小学生高学年が出場する、あるスポーツ競技大会に長男が参加することになった。
(男子児童はほぼ全員、半強制参加なのである)
前にも言ったと思うけど、我が家は両親がそろって運動が得意なわけではないので、子どもたちもその血を引いて得意でもなければ好きでもない。

だから成績など全く高望みはしていないが、やるからには全力をつくすようには言っているつもりである。

その競技大会では個人戦があり、運動神経もきっとみんなより劣っていて身体も一番小さい長男のこと。
たいした結果は残せないだろうと私は密かに思っているし、長男自身もまたしかり、だ。

でもなんでも経験だ。
しっかりやってこい!と、当日もはっぱをかけて送り出した。

今住んでいる地域に越して来て、初めて参加したこの競技。
さぞや母屋に住んでいる義父も喜んでくれるだろうと、試合の数日前に言ってみた。

私「今度出るんですよ、長男も」

じい「そうか!頑張れよ!」(うんうん  ^^) _旦~~)

じい「おまえは小さいから、相手にやられないように※※という風にしないとだめだぞ!」(この、※※はちょいズル技である( ゚Д゚))

長男「それは学校では教わってないから」(そうそう、よしよし(^_-)-☆)

じい「そりゃあ、学校では教えてくれないぞ。それでも、勝たないといけないのだから。出るなら勝たないと!」(むぅ~…(ーー;))

長男「でもね、そういうやり方は先生は教えてくれてないから」(負けるな!長男\(^o^)/)

じい「なあに!そりゃあ、教えてはくれないだろうがな。そうしないと、小さい者は勝てん。どうせ出るなら、勝たないとだめだ!」(まだ言うか!く…くどい(; ・`д・´))

長男「……」(らちがあかん。そうだ、長男。もう黙ってろ!)

というところで、じいさん退散。(ちなみに、義父の会話はものすごい方言なので、わかりやすいように標準語に翻訳している)

じいさん消えたところで、

私「じいちゃんが言っていた技って、結局学校で教えてないってことは反則なんでしょ?」

長男「うん」

私「頑張らないといけないけどさ、反則して勝ったって気持ち悪いでしょ?」

長男「うん、わかってるよ」

義父にしてみれば、かわいい孫がせっかく出る競技大会。
運動不得意ということもわかっているからなおのこと、勝って欲しいという気持ちはありがたいが、まあ、昔の人だから仕方ないけど、やっぱここは正々堂々とやって欲しいと願うのが本当じゃないのかな。
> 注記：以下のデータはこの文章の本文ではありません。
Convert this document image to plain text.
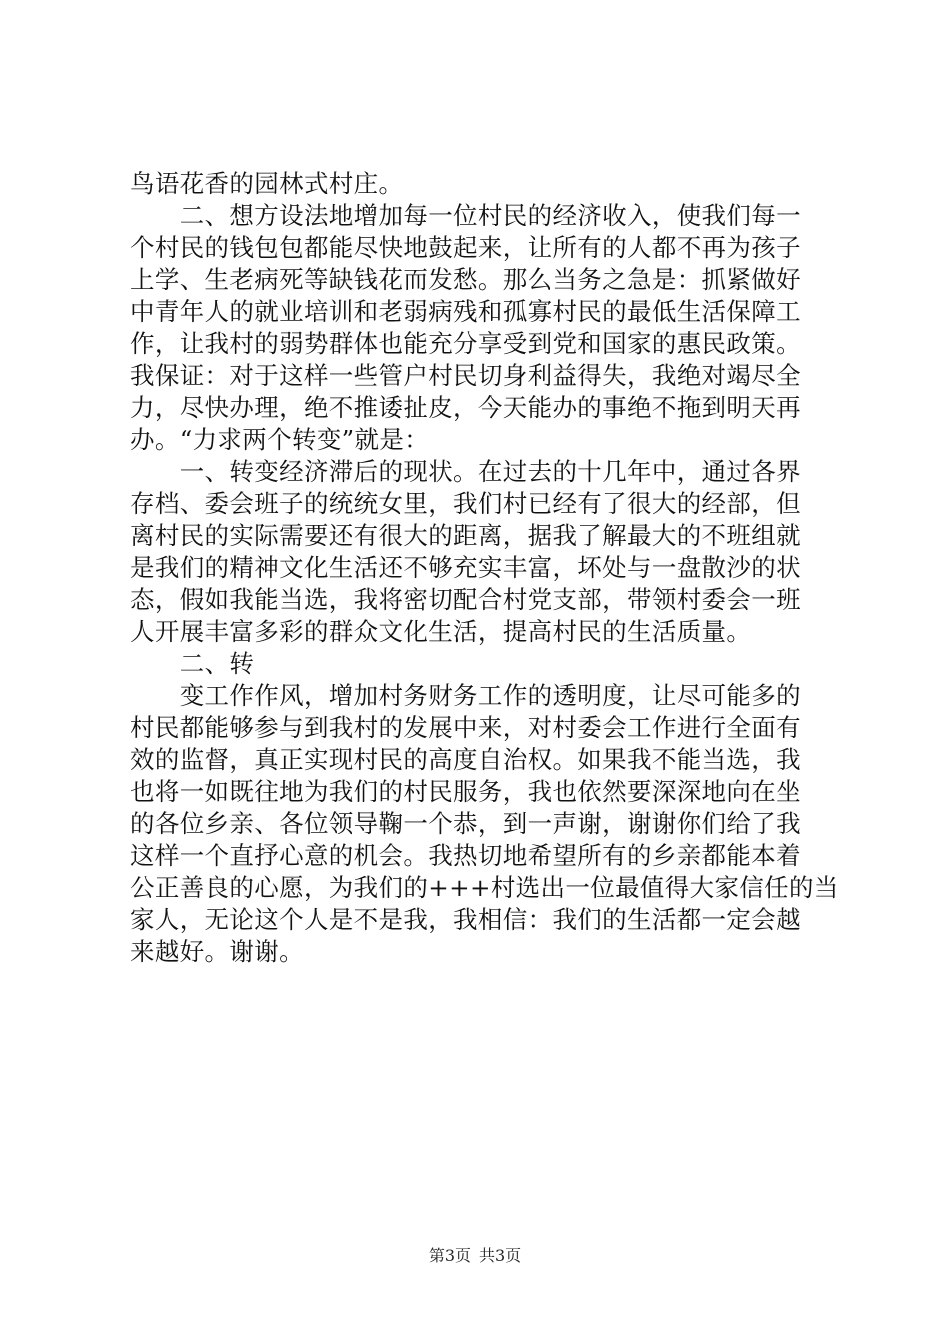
鸟语花香的园林式村庄。
　　二、想方设法地增加每一位村民的经济收入，使我们每一
个村民的钱包包都能尽快地鼓起来，让所有的人都不再为孩子
上学、生老病死等缺钱花而发愁。那么当务之急是：抓紧做好
中青年人的就业培训和老弱病残和孤寡村民的最低生活保障工
作，让我村的弱势群体也能充分享受到党和国家的惠民政策。
我保证：对于这样一些管户村民切身利益得失，我绝对竭尽全
力，尽快办理，绝不推诿扯皮，今天能办的事绝不拖到明天再
办。“力求两个转变”就是：
　　一、转变经济滞后的现状。在过去的十几年中，通过各界
存档、委会班子的统统女里，我们村已经有了很大的经部，但
离村民的实际需要还有很大的距离，据我了解最大的不班组就
是我们的精神文化生活还不够充实丰富，坏处与一盘散沙的状
态，假如我能当选，我将密切配合村党支部，带领村委会一班
人开展丰富多彩的群众文化生活，提高村民的生活质量。
　　二、转
　　变工作作风，增加村务财务工作的透明度，让尽可能多的
村民都能够参与到我村的发展中来，对村委会工作进行全面有
效的监督，真正实现村民的高度自治权。如果我不能当选，我
也将一如既往地为我们的村民服务，我也依然要深深地向在坐
的各位乡亲、各位领导鞠一个恭，到一声谢，谢谢你们给了我
这样一个直抒心意的机会。我热切地希望所有的乡亲都能本着
公正善良的心愿，为我们的+++村选出一位最值得大家信任的当
家人，无论这个人是不是我，我相信：我们的生活都一定会越
来越好。谢谢。
第3页 共3页
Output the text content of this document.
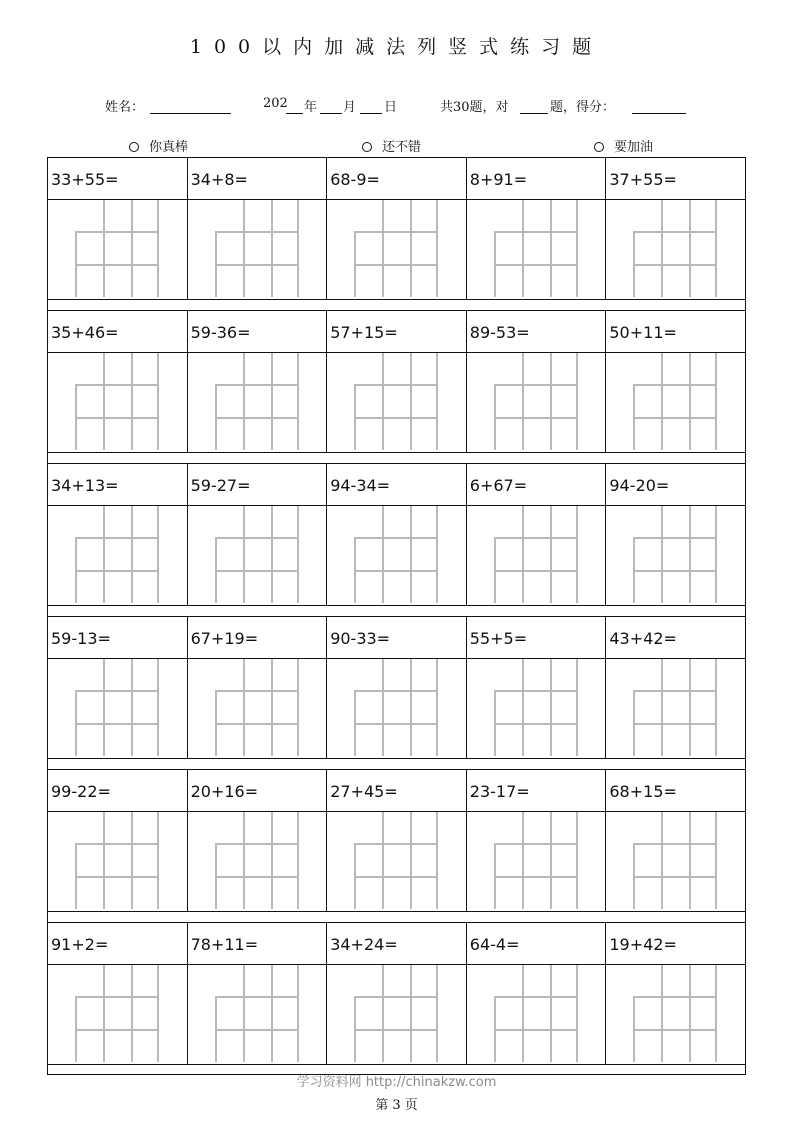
100以内加减法列竖式练习题
姓名：	202 年 月 日	共30题，对	题，得分：
你真棒	还不错	要加油
33+55=	34+8=	68-9=	8+91=	37+55=
35+46=	59-36=	57+15=	89-53=	50+11=
34+13=	59-27=	94-34=	6+67=	94-20=
59-13=	67+19=	90-33=	55+5=	43+42=
99-22=	20+16=	27+45=	23-17=	68+15=
91+2=	78+11=	34+24=	64-4=	19+42=
学习资料网 http://chinakzw.com
第 3 页
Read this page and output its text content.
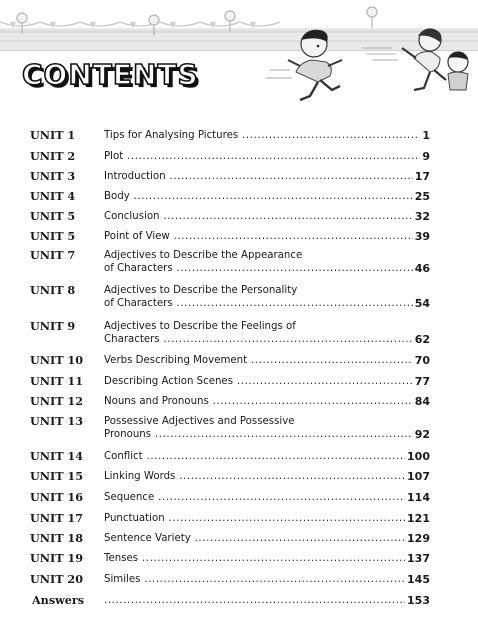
CONTENTS
UNIT 1	Tips for Analysing Pictures .....	1
UNIT 2	Plot .....	9
UNIT 3	Introduction .....	17
UNIT 4	Body .....	25
UNIT 5	Conclusion .....	32
UNIT 5	Point of View .....	39
UNIT 7	Adjectives to Describe the Appearance
of Characters .....	46
UNIT 8	Adjectives to Describe the Personality
of Characters .....	54
UNIT 9	Adjectives to Describe the Feelings of
Characters .....	62
UNIT 10	Verbs Describing Movement .....	70
UNIT 11	Describing Action Scenes .....	77
UNIT 12	Nouns and Pronouns .....	84
UNIT 13	Possessive Adjectives and Possessive
Pronouns .....	92
UNIT 14	Conflict .....	100
UNIT 15	Linking Words .....	107
UNIT 16	Sequence .....	114
UNIT 17	Punctuation .....	121
UNIT 18	Sentence Variety .....	129
UNIT 19	Tenses .....	137
UNIT 20	Similes .....	145
Answers .....	153
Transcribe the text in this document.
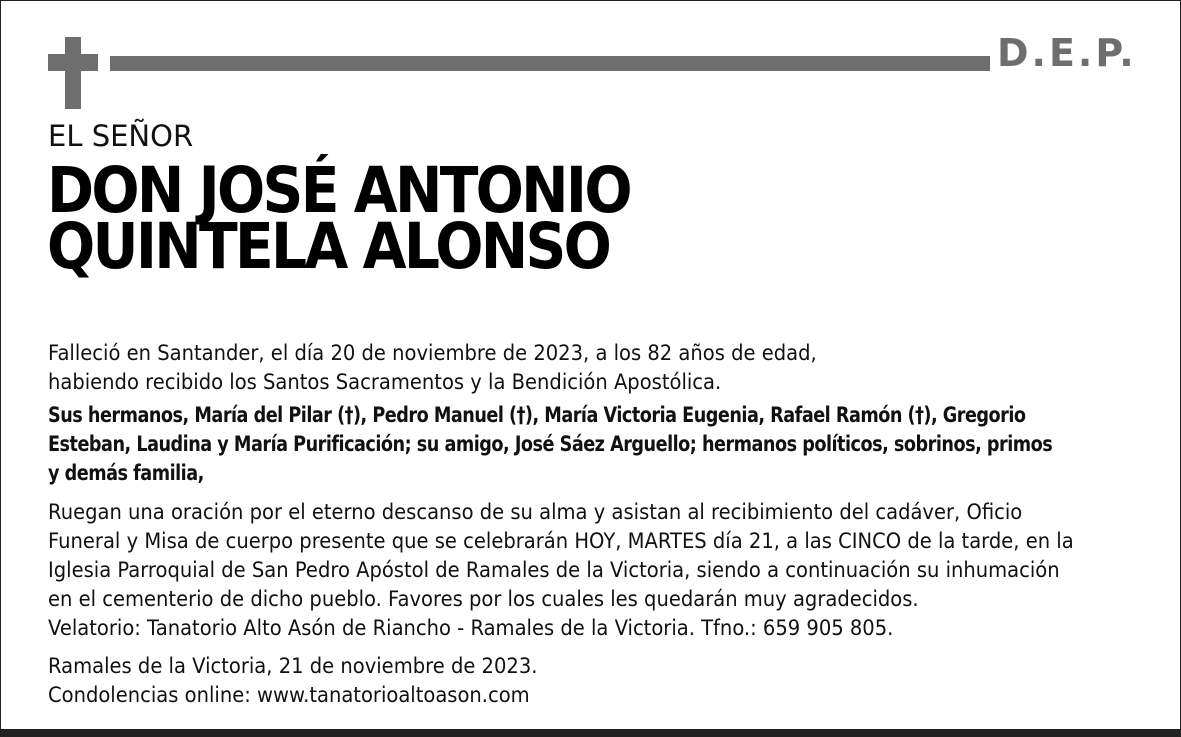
D.E.P.
EL SEÑOR
DON JOSÉ ANTONIO
QUINTELA ALONSO
Falleció en Santander, el día 20 de noviembre de 2023, a los 82 años de edad,
habiendo recibido los Santos Sacramentos y la Bendición Apostólica.
Sus hermanos, María del Pilar (†), Pedro Manuel (†), María Victoria Eugenia, Rafael Ramón (†), Gregorio
Esteban, Laudina y María Purificación; su amigo, José Sáez Arguello; hermanos políticos, sobrinos, primos
y demás familia,
Ruegan una oración por el eterno descanso de su alma y asistan al recibimiento del cadáver, Oficio
Funeral y Misa de cuerpo presente que se celebrarán HOY, MARTES día 21, a las CINCO de la tarde, en la
Iglesia Parroquial de San Pedro Apóstol de Ramales de la Victoria, siendo a continuación su inhumación
en el cementerio de dicho pueblo. Favores por los cuales les quedarán muy agradecidos.
Velatorio: Tanatorio Alto Asón de Riancho - Ramales de la Victoria. Tfno.: 659 905 805.
Ramales de la Victoria, 21 de noviembre de 2023.
Condolencias online: www.tanatorioaltoason.com
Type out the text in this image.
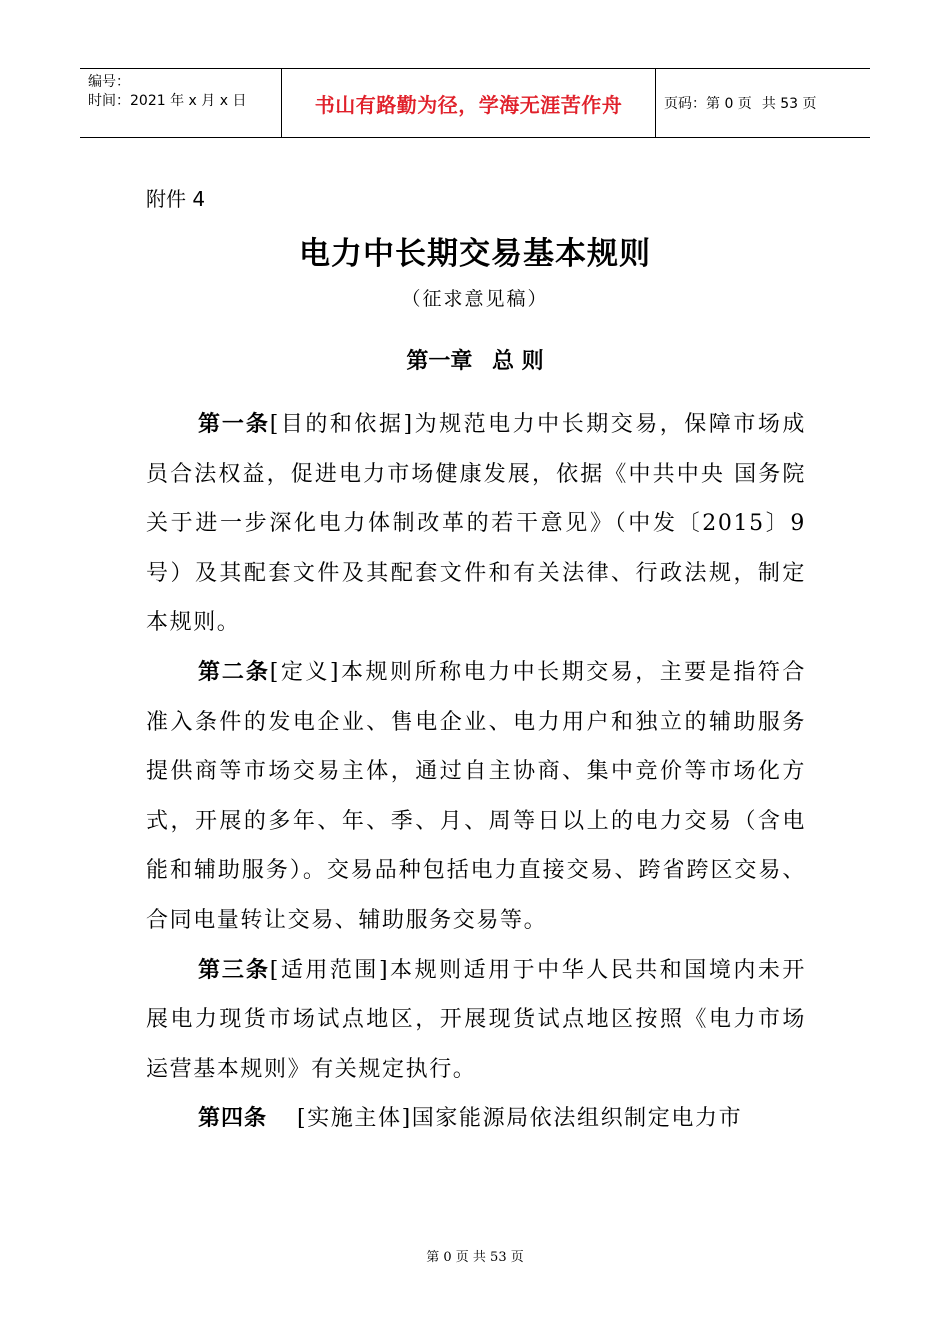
编号：
时间：2021 年 x 月 x 日	书山有路勤为径，学海无涯苦作舟	页码：第 0 页 共 53 页
附件 4
电力中长期交易基本规则
（征求意见稿）
第一章 总 则

第一条[目的和依据]为规范电力中长期交易，保障市场成员合法权益，促进电力市场健康发展，依据《中共中央 国务院关于进一步深化电力体制改革的若干意见》（中发〔2015〕9号）及其配套文件及其配套文件和有关法律、行政法规，制定本规则。

第二条[定义]本规则所称电力中长期交易，主要是指符合准入条件的发电企业、售电企业、电力用户和独立的辅助服务提供商等市场交易主体，通过自主协商、集中竞价等市场化方式，开展的多年、年、季、月、周等日以上的电力交易（含电能和辅助服务）。交易品种包括电力直接交易、跨省跨区交易、合同电量转让交易、辅助服务交易等。

第三条[适用范围]本规则适用于中华人民共和国境内未开展电力现货市场试点地区，开展现货试点地区按照《电力市场运营基本规则》有关规定执行。

第四条 [实施主体]国家能源局依法组织制定电力市

第 0 页 共 53 页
けっこう律儀でまじめな長男は、大丈夫だと思うけどね。

しおり24

というわけで、その後無事試合も終わった。
結果は、まあ、力を発揮する暇もなく撃沈した。
残念な結果ではあるが、約束どおり「ちょいズル技」はやらなかったようである。
全力を尽くしたつもりだと思うので、そこはねぎらってあげた。
実際はそういう技も出す暇がなかったと思う…。

でもズルいことして得たものは、心にキズは残せど何も残らない。

真っ向勝負した(撃沈したけど)という記憶は、その後の彼の成長過程にとっても、大人になった今でもいい影響を残せていると思う。

頑張ったね!それだけで、嬉しいよ。